O coronel Agostinho José Lopes da Cruz, que falava na cerimónia de apresentação das comemorações dos 100 anos do Comando Territorial da GNR de Viana do Castelo, adiantou que os dados provisórios registados por esta força policial, desde o início do ano e até à semana em curso, indicam que 128 incêndios florestais tiveram origem em atos negligentes, provocados por idosos que realizam queimas de sobrantes ou queimadas.

"Os nossos velhotes na aldeia, os nossos pais e os nossos avós vão fazendo [queima de sobrantes]", afirmou, referindo que, depois, a situação descontrola-se "e há trabalho acrescido para a Proteção Civil".

Segundo o comandante territorial, "o maior número de ocorrências tem acontecido nos concelhos mais a norte" do distrito de Viana do Castelo.

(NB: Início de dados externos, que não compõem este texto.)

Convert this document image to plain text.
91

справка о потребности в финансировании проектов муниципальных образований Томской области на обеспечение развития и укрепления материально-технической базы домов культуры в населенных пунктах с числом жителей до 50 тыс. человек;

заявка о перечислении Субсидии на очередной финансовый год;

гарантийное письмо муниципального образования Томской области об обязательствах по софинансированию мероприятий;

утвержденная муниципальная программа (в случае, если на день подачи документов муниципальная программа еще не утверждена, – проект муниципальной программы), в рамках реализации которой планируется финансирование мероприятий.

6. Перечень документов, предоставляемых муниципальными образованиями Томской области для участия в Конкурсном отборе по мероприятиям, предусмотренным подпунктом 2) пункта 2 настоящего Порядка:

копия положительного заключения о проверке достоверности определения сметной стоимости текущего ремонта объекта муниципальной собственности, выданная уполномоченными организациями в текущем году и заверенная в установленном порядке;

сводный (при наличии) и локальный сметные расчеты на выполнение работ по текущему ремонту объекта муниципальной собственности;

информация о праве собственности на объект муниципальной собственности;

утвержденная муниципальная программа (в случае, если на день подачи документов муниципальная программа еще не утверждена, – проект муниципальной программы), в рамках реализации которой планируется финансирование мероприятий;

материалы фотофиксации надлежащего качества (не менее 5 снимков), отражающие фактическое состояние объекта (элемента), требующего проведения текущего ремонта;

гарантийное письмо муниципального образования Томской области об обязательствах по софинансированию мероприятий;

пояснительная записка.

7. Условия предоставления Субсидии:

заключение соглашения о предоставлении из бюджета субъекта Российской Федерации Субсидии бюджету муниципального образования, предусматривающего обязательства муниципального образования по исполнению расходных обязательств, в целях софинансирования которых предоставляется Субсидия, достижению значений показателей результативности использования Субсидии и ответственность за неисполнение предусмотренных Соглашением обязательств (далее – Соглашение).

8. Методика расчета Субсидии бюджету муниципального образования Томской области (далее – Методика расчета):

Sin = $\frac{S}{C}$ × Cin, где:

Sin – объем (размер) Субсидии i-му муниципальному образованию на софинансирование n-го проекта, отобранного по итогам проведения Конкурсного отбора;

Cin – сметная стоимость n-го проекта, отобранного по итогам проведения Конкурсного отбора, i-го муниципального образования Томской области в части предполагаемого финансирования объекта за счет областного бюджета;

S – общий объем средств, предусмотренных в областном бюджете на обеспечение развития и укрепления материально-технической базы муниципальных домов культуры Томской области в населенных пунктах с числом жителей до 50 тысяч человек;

O coronel Agostinho José Lopes da Cruz pediu mais "controlo nas fogueiras quando se queimam os restos da agricultura".

As comemorações dos 100 anos da presença da GNR no distrito de Viana do Castelo, que têm o apoio da xâmara local, começaram no passado dia 07 e terminam no 21 de novembro com uma conferência sobre "O uso do fogo na agricultura: técnica ou tradição".

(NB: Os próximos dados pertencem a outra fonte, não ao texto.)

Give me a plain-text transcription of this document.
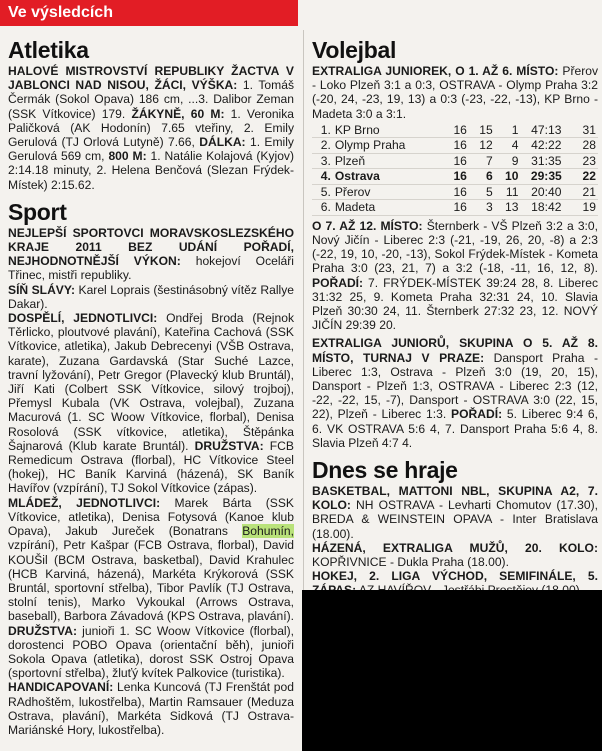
Ve výsledcích
Atletika

HALOVÉ MISTROVSTVÍ REPUBLIKY ŽACTVA V JABLONCI NAD NISOU, ŽÁCI, VÝŠKA: 1. Tomáš Čermák (Sokol Opava) 186 cm, ...3. Dalibor Zeman (SSK Vítkovice) 179. ŽÁKYNĚ, 60 M: 1. Veronika Paličková (AK Hodonín) 7.65 vteřiny, 2. Emily Gerulová (TJ Orlová Lutyně) 7.66, DÁLKA: 1. Emily Gerulová 569 cm, 800 M: 1. Natálie Kolajová (Kyjov) 2:14.18 minuty, 2. Helena Benčová (Slezan Frýdek-Místek) 2:15.62.

Sport

NEJLEPŠÍ SPORTOVCI MORAVSKOSLEZSKÉHO KRAJE 2011 BEZ UDÁNÍ POŘADÍ, NEJHODNOTNĚJŠÍ VÝKON: hokejoví Oceláři Třinec, mistři republiky.
SÍŇ SLÁVY: Karel Loprais (šestinásobný vítěz Rallye Dakar).
DOSPĚLÍ, JEDNOTLIVCI: Ondřej Broda (Rejnok Těrlicko, ploutvové plavání), Kateřina Cachová (SSK Vítkovice, atletika), Jakub Debrecenyi (VŠB Ostrava, karate), Zuzana Gardavská (Star Suché Lazce, travní lyžování), Petr Gregor (Plavecký klub Bruntál), Jiří Kati (Colbert SSK Vítkovice, silový trojboj), Přemysl Kubala (VK Ostrava, volejbal), Zuzana Macurová (1. SC Woow Vítkovice, florbal), Denisa Rosolová (SSK vítkovice, atletika), Štěpánka Šajnarová (Klub karate Bruntál). DRUŽSTVA: FCB Remedicum Ostrava (florbal), HC Vítkovice Steel (hokej), HC Baník Karviná (házená), SK Baník Havířov (vzpírání), TJ Sokol Vítkovice (zápas).
MLÁDEŽ, JEDNOTLIVCI: Marek Bárta (SSK Vítkovice, atletika), Denisa Fotysová (Kanoe klub Opava), Jakub Jureček (Bonatrans Bohumín, vzpírání), Petr Kašpar (FCB Ostrava, florbal), David KOUŠil (BCM Ostrava, basketbal), David Krahulec (HCB Karviná, házená), Markéta Krýkorová (SSK Bruntál, sportovní střelba), Tibor Pavlík (TJ Ostrava, stolní tenis), Marko Vykoukal (Arrows Ostrava, baseball), Barbora Závadová (KPS Ostrava, plavání). DRUŽSTVA: junioři 1. SC Woow Vítkovice (florbal), dorostenci POBO Opava (orientační běh), junioři Sokola Opava (atletika), dorost SSK Ostroj Opava (sportovní střelba), žluťý kvítek Palkovice (turistika).
HANDICAPOVANÍ: Lenka Kuncová (TJ Frenštát pod RAdhoštěm, lukostřelba), Martin Ramsauer (Meduza Ostrava, plavání), Markéta Sidková (TJ Ostrava-Mariánské Hory, lukostřelba).

Volejbal

EXTRALIGA JUNIOREK, O 1. AŽ 6. MÍSTO: Přerov - Loko Plzeň 3:1 a 0:3, OSTRAVA - Olymp Praha 3:2 (-20, 24, -23, 19, 13) a 0:3 (-23, -22, -13), KP Brno - Madeta 3:0 a 3:1.

1.	KP Brno	16	15	1	47:13	31
2.	Olymp Praha	16	12	4	42:22	28
3.	Plzeň	16	7	9	31:35	23
4.	Ostrava	16	6	10	29:35	22
5.	Přerov	16	5	11	20:40	21
6.	Madeta	16	3	13	18:42	19

O 7. AŽ 12. MÍSTO: Šternberk - VŠ Plzeň 3:2 a 3:0, Nový Jičín - Liberec 2:3 (-21, -19, 26, 20, -8) a 2:3 (-22, 19, 10, -20, -13), Sokol Frýdek-Místek - Kometa Praha 3:0 (23, 21, 7) a 3:2 (-18, -11, 16, 12, 8). POŘADÍ: 7. FRÝDEK-MÍSTEK 39:24 28, 8. Liberec 31:32 25, 9. Kometa Praha 32:31 24, 10. Slavia Plzeň 30:30 24, 11. Šternberk 27:32 23, 12. NOVÝ JIČÍN 29:39 20.

EXTRALIGA JUNIORŮ, SKUPINA O 5. AŽ 8. MÍSTO, TURNAJ V PRAZE: Dansport Praha - Liberec 1:3, Ostrava - Plzeň 3:0 (19, 20, 15), Dansport - Plzeň 1:3, OSTRAVA - Liberec 2:3 (12, -22, -22, 15, -7), Dansport - OSTRAVA 3:0 (22, 15, 22), Plzeň - Liberec 1:3. POŘADÍ: 5. Liberec 9:4 6, 6. VK OSTRAVA 5:6 4, 7. Dansport Praha 5:6 4, 8. Slavia Plzeň 4:7 4.

Dnes se hraje

BASKETBAL, MATTONI NBL, SKUPINA A2, 7. KOLO: NH OSTRAVA - Levharti Chomutov (17.30), BREDA & WEINSTEIN OPAVA - Inter Bratislava (18.00).

HÁZENÁ, EXTRALIGA MUŽŮ, 20. KOLO: KOPŘIVNICE - Dukla Praha (18.00).

HOKEJ, 2. LIGA VÝCHOD, SEMIFINÁLE, 5.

O Comando Territorial de Viana do Castelo tem um efetivo, entre militares e civis, de cerca 650 elementos.

Além dos incêndios florestais, o comandante da GNR de Viana do Castelo destacou como principais preocupações "a violência doméstica, as ofensas corporais e a sinistralidade rodoviária".

Entre os pontos do programa comemorativo, hoje apresentado na sala Couto Viana, da Biblioteca Municipal de Viana do Castelo, contam-se exposições, uma ação solidária de colheita de sangue e a participação da Charanga a Cavalo da GNR no cortejo histórico etnográfico das Festas de Nossa Senhora d'Agonia.